- Self-Portrait (1901), Tempera on sketching board
- Born: Maxwell Ashby Armfield 5 October 1881 Ringwood, Hampshire, England
- Died: 23 January 1972 (aged 90) Warminster, Wiltshire, England
- Education: Birmingham School of Art, Académie de la Grande Chaumière
- Known for: painting, tempera
- Movement: Arts and Crafts movement Birmingham Group
- Spouse: Constance Smedley ​ ​(m. 1909; died 1941)​
- Relatives: Diana Armfield (niece)

= Maxwell Armfield =

English painter (1881–1972)

Maxwell Ashby Armfield (5 October 1881 – 23 January 1972) was an English artist, illustrator and writer.

==Biography==
Born to a Quaker family in Ringwood, Hampshire, Armfield was educated at Sidcot School and at Leighton Park School. In 1887 he was admitted to the Birmingham School of Art, then under the headmastership of Edward R. Taylor and considered a major centre of the Arts and Crafts movement. There he studied under Henry Payne and Arthur Gaskin and, outside of the school, received instruction in tempera painting from Joseph Southall at Southall's studio in Edgbaston.

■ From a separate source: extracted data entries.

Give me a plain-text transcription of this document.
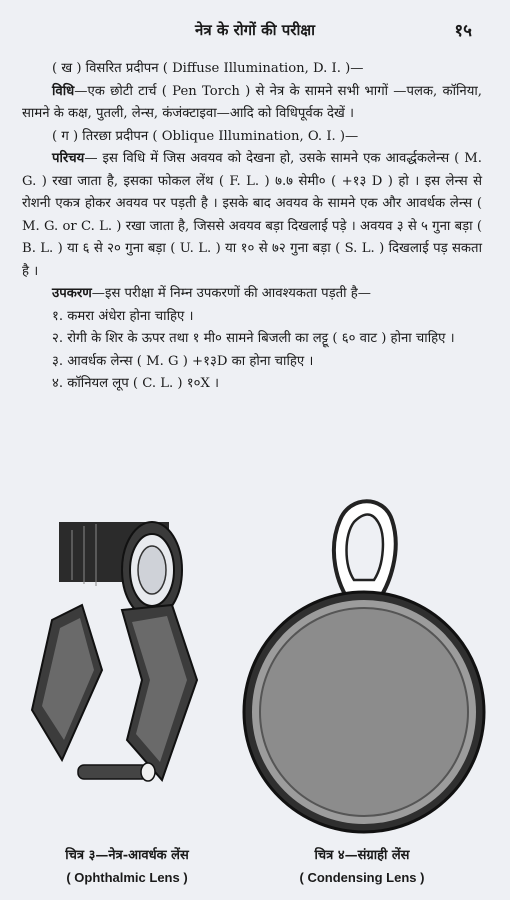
नेत्र के रोगों की परीक्षा	१५

( ख ) विसरित प्रदीपन ( Diffuse Illumination, D. I. )—

विधि—एक छोटी टार्च ( Pen Torch ) से नेत्र के सामने सभी भागों —पलक, कॉनिया, सामने के कक्ष, पुतली, लेन्स, कंजंक्टाइवा—आदि को विधिपूर्वक देखें ।

( ग ) तिरछा प्रदीपन ( Oblique Illumination, O. I. )—

परिचय— इस विधि में जिस अवयव को देखना हो, उसके सामने एक आवर्द्धकलेन्स ( M. G. ) रखा जाता है, इसका फोकल लेंथ ( F. L. ) ७.७ सेमी० ( +१३ D ) हो । इस लेन्स से रोशनी एकत्र होकर अवयव पर पड़ती है । इसके बाद अवयव के सामने एक और आवर्धक लेन्स ( M. G. or C. L. ) रखा जाता है, जिससे अवयव बड़ा दिखलाई पड़े । अवयव ३ से ५ गुना बड़ा ( B. L. ) या ६ से २० गुना बड़ा ( U. L. ) या १० से ७२ गुना बड़ा ( S. L. ) दिखलाई पड़ सकता है ।

उपकरण—इस परीक्षा में निम्न उपकरणों की आवश्यकता पड़ती है—

१. कमरा अंधेरा होना चाहिए ।

२. रोगी के शिर के ऊपर तथा १ मी० सामने बिजली का लट्टू ( ६० वाट ) होना चाहिए ।

३. आवर्धक लेन्स ( M. G ) +१३D का होना चाहिए ।

४. कॉनियल लूप ( C. L. ) १०X ।

चित्र ३—नेत्र-आवर्धक लेंस
( Ophthalmic Lens )
चित्र ४—संग्राही लेंस
( Condensing Lens )
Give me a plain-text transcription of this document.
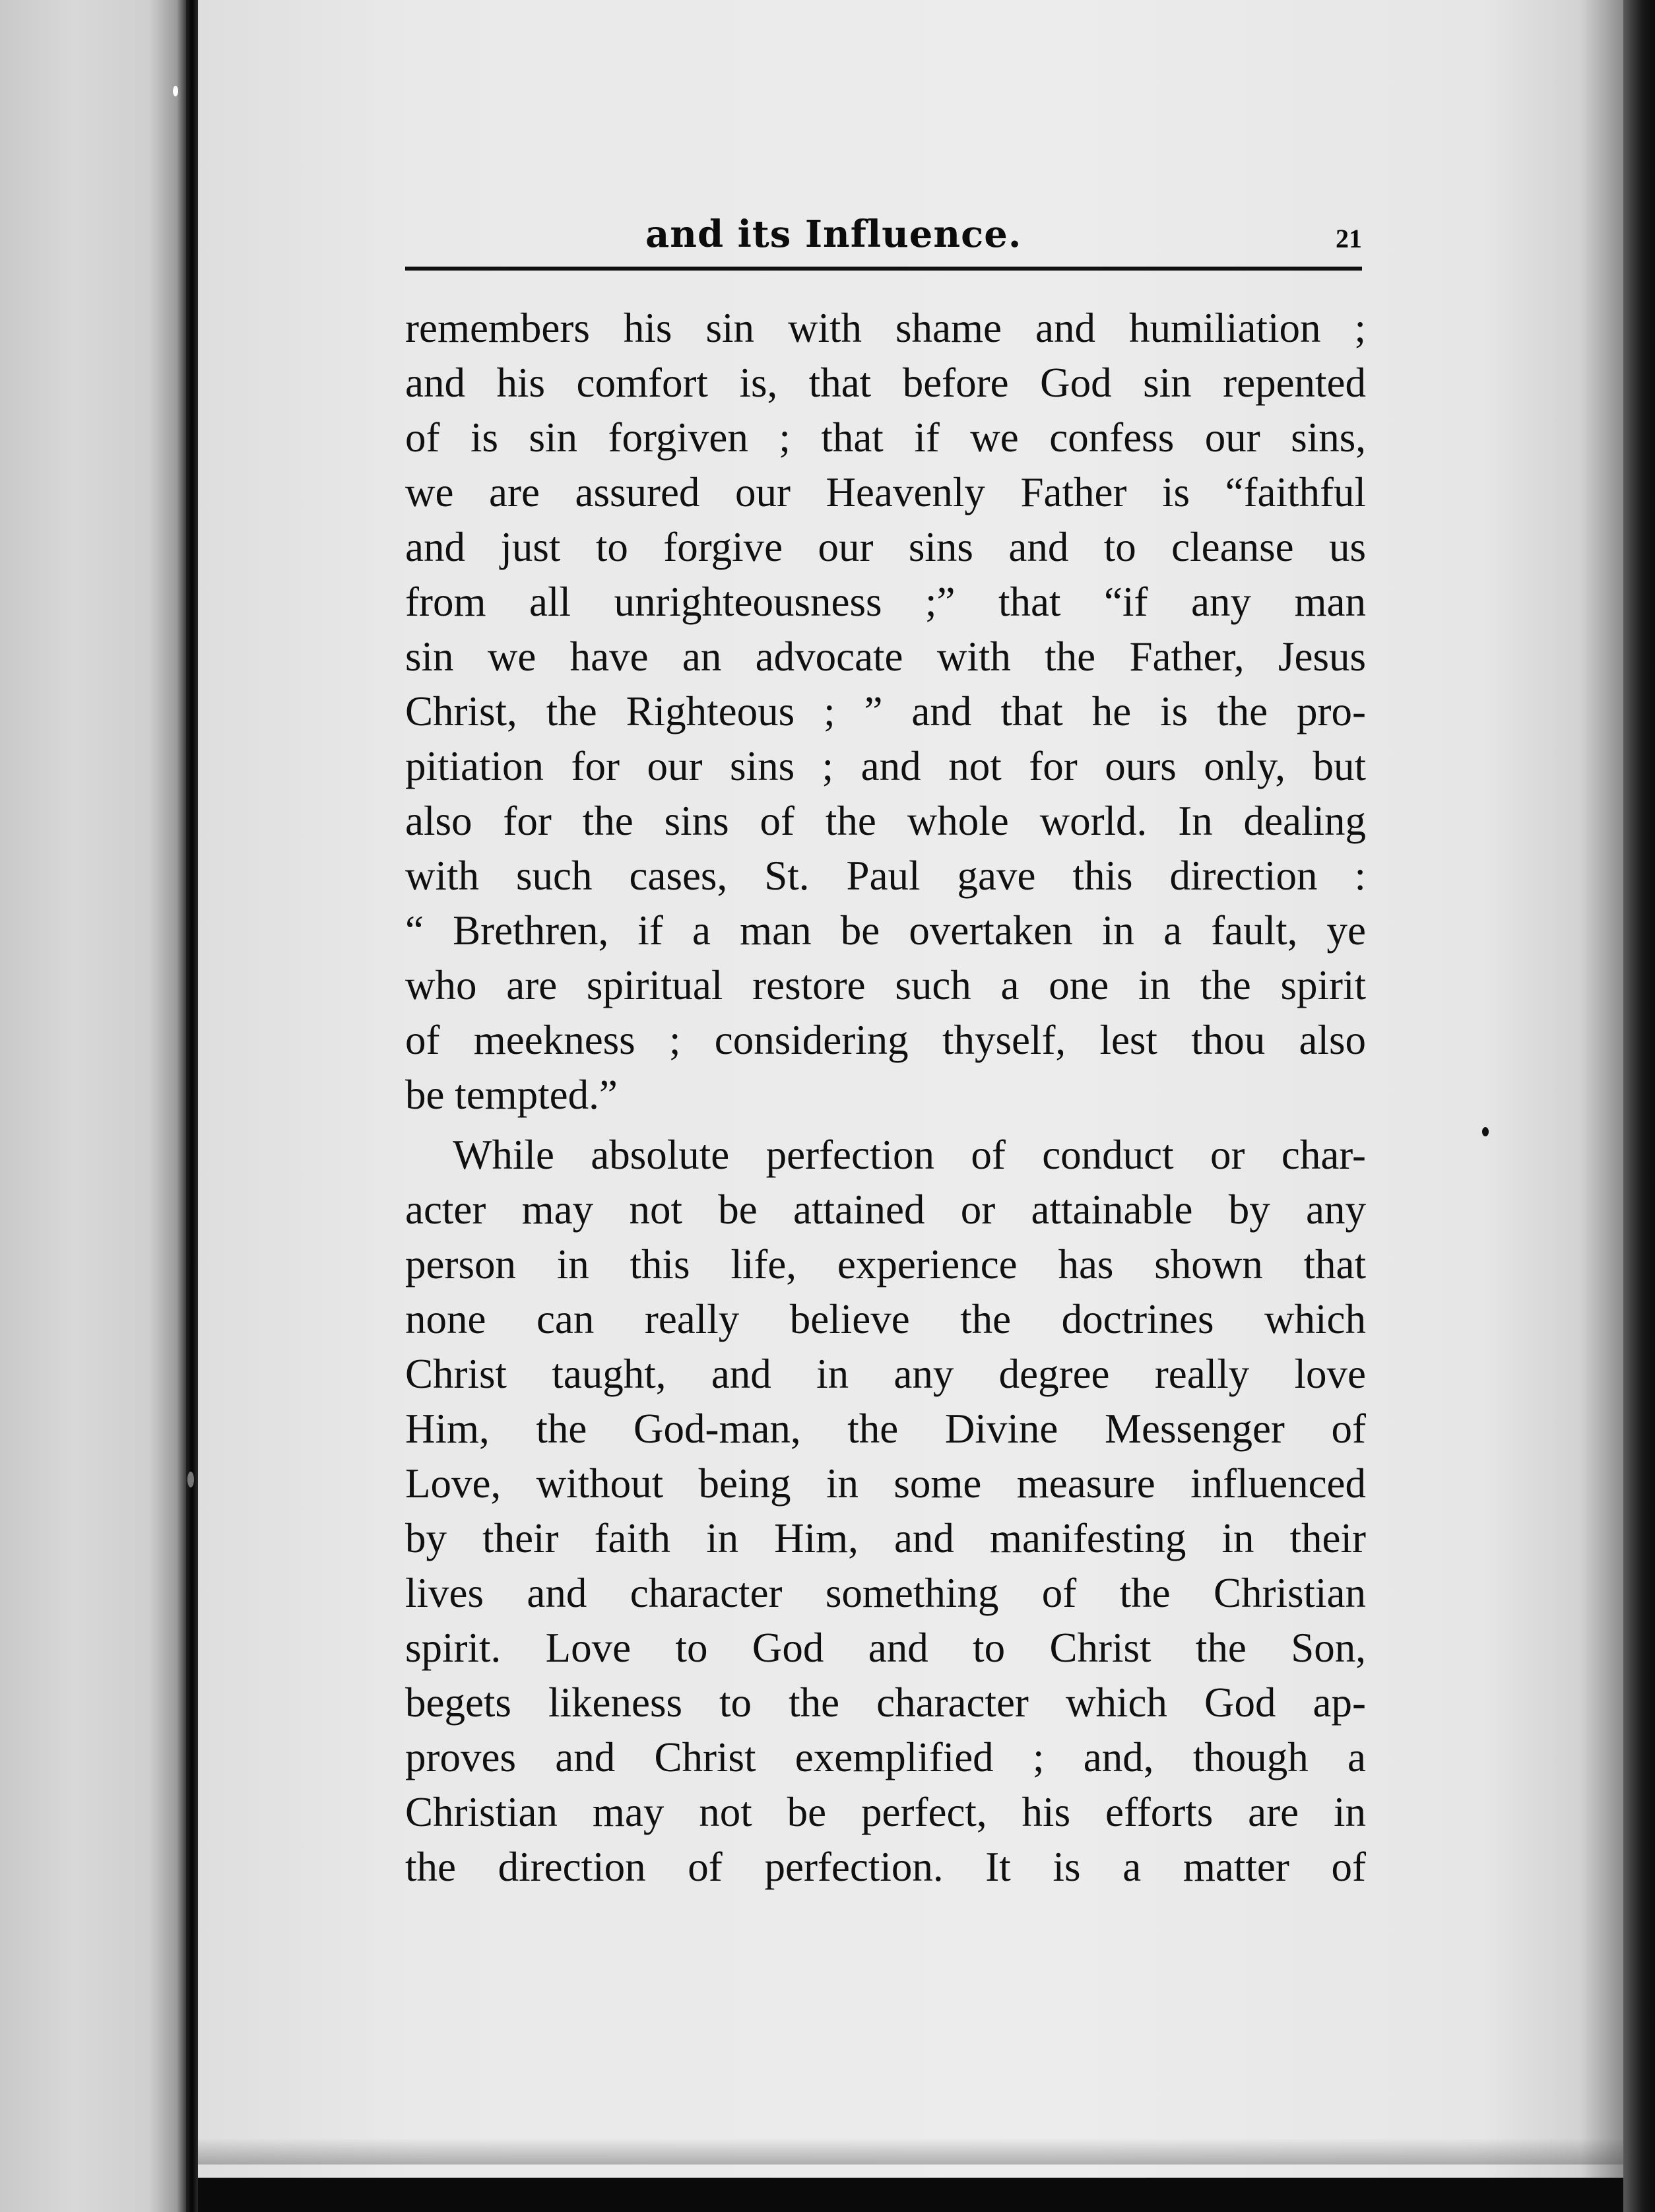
and its Influence.	21
remembers his sin with shame and humiliation ;
and his comfort is, that before God sin repented
of is sin forgiven ; that if we confess our sins,
we are assured our Heavenly Father is “faithful
and just to forgive our sins and to cleanse us
from all unrighteousness ;” that “if any man
sin we have an advocate with the Father, Jesus
Christ, the Righteous ; ” and that he is the pro-
pitiation for our sins ; and not for ours only, but
also for the sins of the whole world. In dealing
with such cases, St. Paul gave this direction :
“ Brethren, if a man be overtaken in a fault, ye
who are spiritual restore such a one in the spirit
of meekness ; considering thyself, lest thou also
be tempted.”
While absolute perfection of conduct or char-
acter may not be attained or attainable by any
person in this life, experience has shown that
none can really believe the doctrines which
Christ taught, and in any degree really love
Him, the God-man, the Divine Messenger of
Love, without being in some measure influenced
by their faith in Him, and manifesting in their
lives and character something of the Christian
spirit. Love to God and to Christ the Son,
begets likeness to the character which God ap-
proves and Christ exemplified ; and, though a
Christian may not be perfect, his efforts are in
the direction of perfection. It is a matter of
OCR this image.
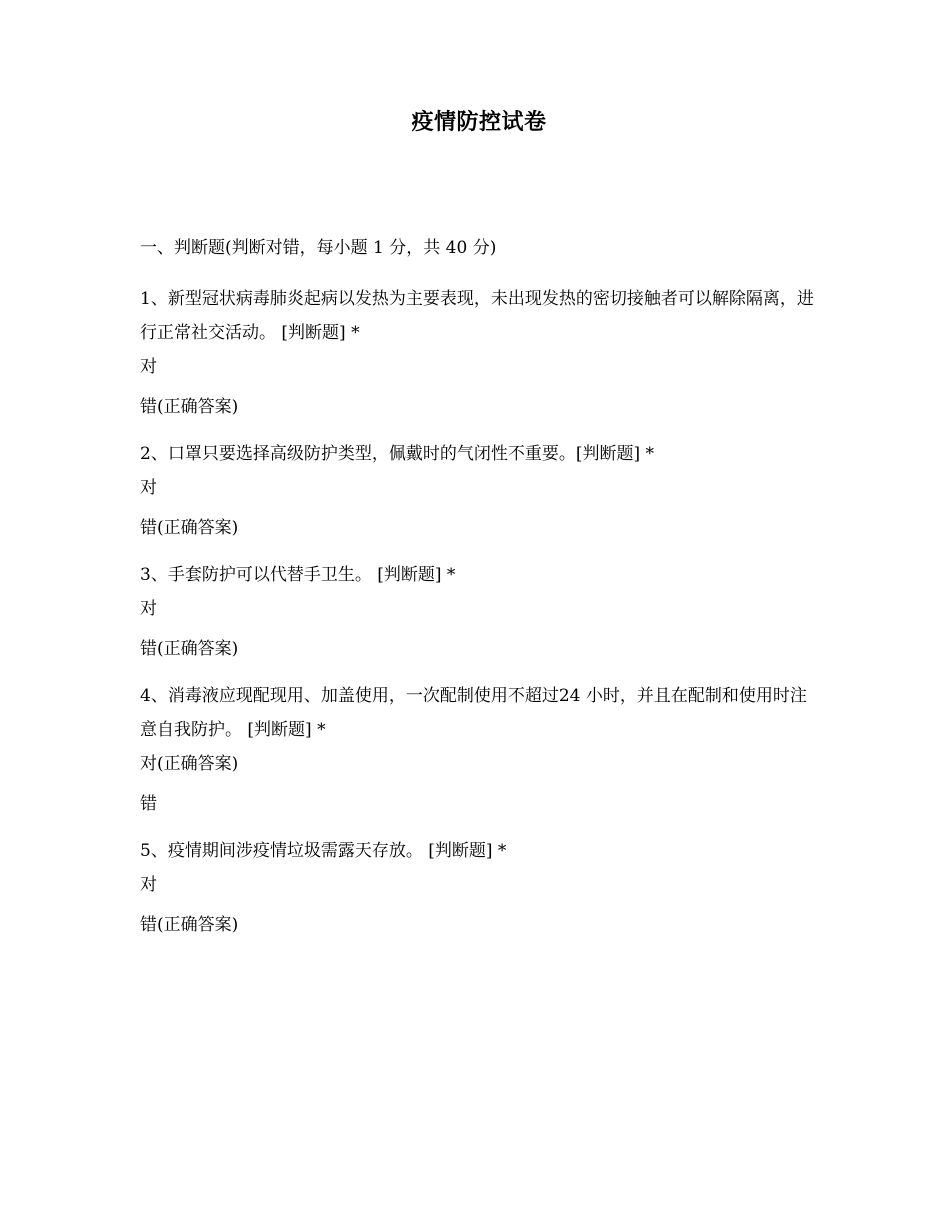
疫情防控试卷

一、判断题(判断对错，每小题 1 分，共 40 分)

1、新型冠状病毒肺炎起病以发热为主要表现，未出现发热的密切接触者可以解除隔离，进行正常社交活动。 [判断题] *

对

错(正确答案)

2、口罩只要选择高级防护类型，佩戴时的气闭性不重要。[判断题] *

对

错(正确答案)

3、手套防护可以代替手卫生。 [判断题] *

对

错(正确答案)

4、消毒液应现配现用、加盖使用，一次配制使用不超过24 小时，并且在配制和使用时注意自我防护。 [判断题] *

对(正确答案)

错

5、疫情期间涉疫情垃圾需露天存放。 [判断题] *

对

错(正确答案)
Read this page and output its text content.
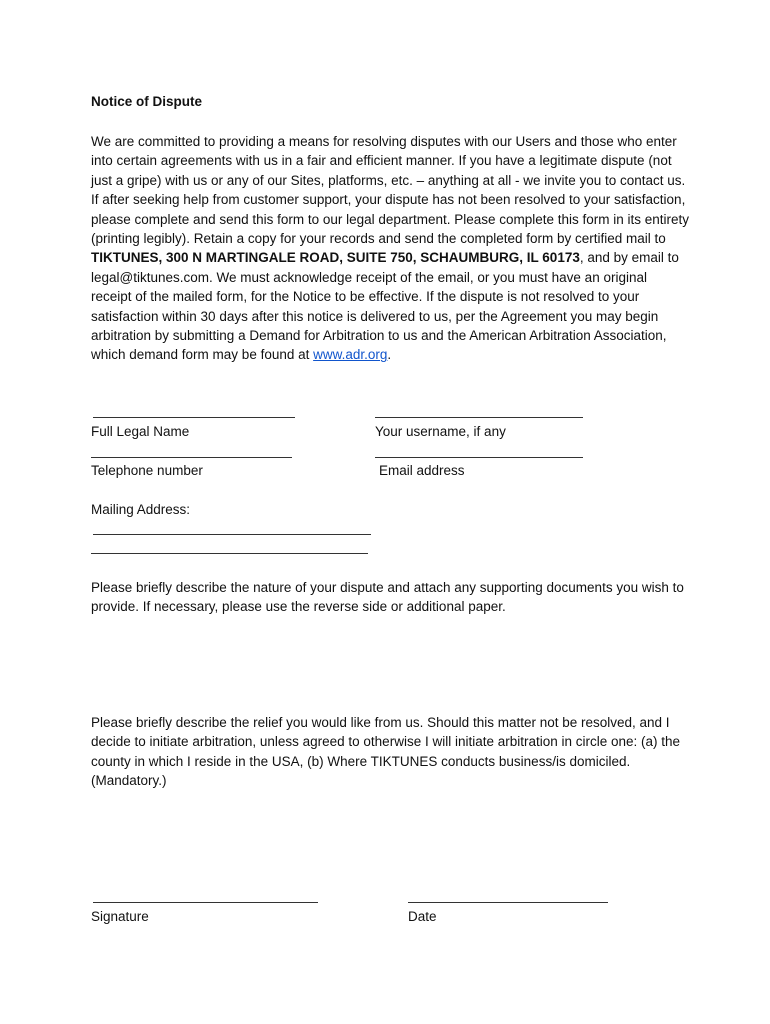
Notice of Dispute
We are committed to providing a means for resolving disputes with our Users and those who enter into certain agreements with us in a fair and efficient manner. If you have a legitimate dispute (not just a gripe) with us or any of our Sites, platforms, etc. – anything at all - we invite you to contact us. If after seeking help from customer support, your dispute has not been resolved to your satisfaction, please complete and send this form to our legal department. Please complete this form in its entirety (printing legibly). Retain a copy for your records and send the completed form by certified mail to TIKTUNES, 300 N MARTINGALE ROAD, SUITE 750, SCHAUMBURG, IL 60173, and by email to legal@tiktunes.com. We must acknowledge receipt of the email, or you must have an original receipt of the mailed form, for the Notice to be effective. If the dispute is not resolved to your satisfaction within 30 days after this notice is delivered to us, per the Agreement you may begin arbitration by submitting a Demand for Arbitration to us and the American Arbitration Association, which demand form may be found at www.adr.org.
Full Legal Name	Your username, if any
Telephone number	Email address
Mailing Address:
Please briefly describe the nature of your dispute and attach any supporting documents you wish to provide. If necessary, please use the reverse side or additional paper.
Please briefly describe the relief you would like from us. Should this matter not be resolved, and I decide to initiate arbitration, unless agreed to otherwise I will initiate arbitration in circle one: (a) the county in which I reside in the USA, (b) Where TIKTUNES conducts business/is domiciled. (Mandatory.)
Signature	Date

Armfield was later to recall:

Apart from invaluable benefit from guidance and advice from such masters as Henry Payne, Arthur Gaskin and Joseph Southall, I really taught myself, as must any one who hopes to do individual work... I detested the Life Class, and rarely attended it: I refused to learn perspective or anatomy as they bored me, and generally, I could not have been a worse student.

Leaving Birmingham in 1902, Armfield moved to Paris to study at the Académie de la Grande Chaumière under Gustave Courtois and Émile-René Ménard, where he became an associate of Gaston Lachaise, Keith Henderson, and Norman Wilkinson. He exhibited at the Paris Salon in 1904, where his painting Faustine was bought by the French State and donated to the Musée du Luxembourg, and is now in the Musée d'Orsay, Paris.

In 1909 he married the author and playwright Constance Smedley, who was the first cousin of his friend and fellow artist William Smedley-Aston and his wife Irene. Like many with connections to the Arts and Crafts movement in Birmingham, the couple settled in the Cotswolds: in 1911, they appear on the census of that year as resident in Minchinhampton, Gloucestershire. The couple became close collaborators, working together to combine design, illustration, text and theatre. Armfield's wife also influenced him to become a pacifist and Christian Scientist.

From 1915 the couple spent seven years in the United States.

In 1946 Armfield released the book Tempera Painting Today, published by Pentagon Press.

Armfield has paintings in the collection of several British institutions including Derby Art Gallery, Southampton and Nottingham Gallery and the Russell-Cotes Art Gallery.

A detail from Armfield's painting Self-Portrait (1901; Birmingham Museum and Art Gallery), was used as the cover illustration of the Oxford World's Classics 2006 edition of The Picture of Dorian Gray.

The painting used for the cover of the 1969 Fleetwood Mac album Then Play On is from a mural by Armfield that was originally designed for the dining room of a London mansion.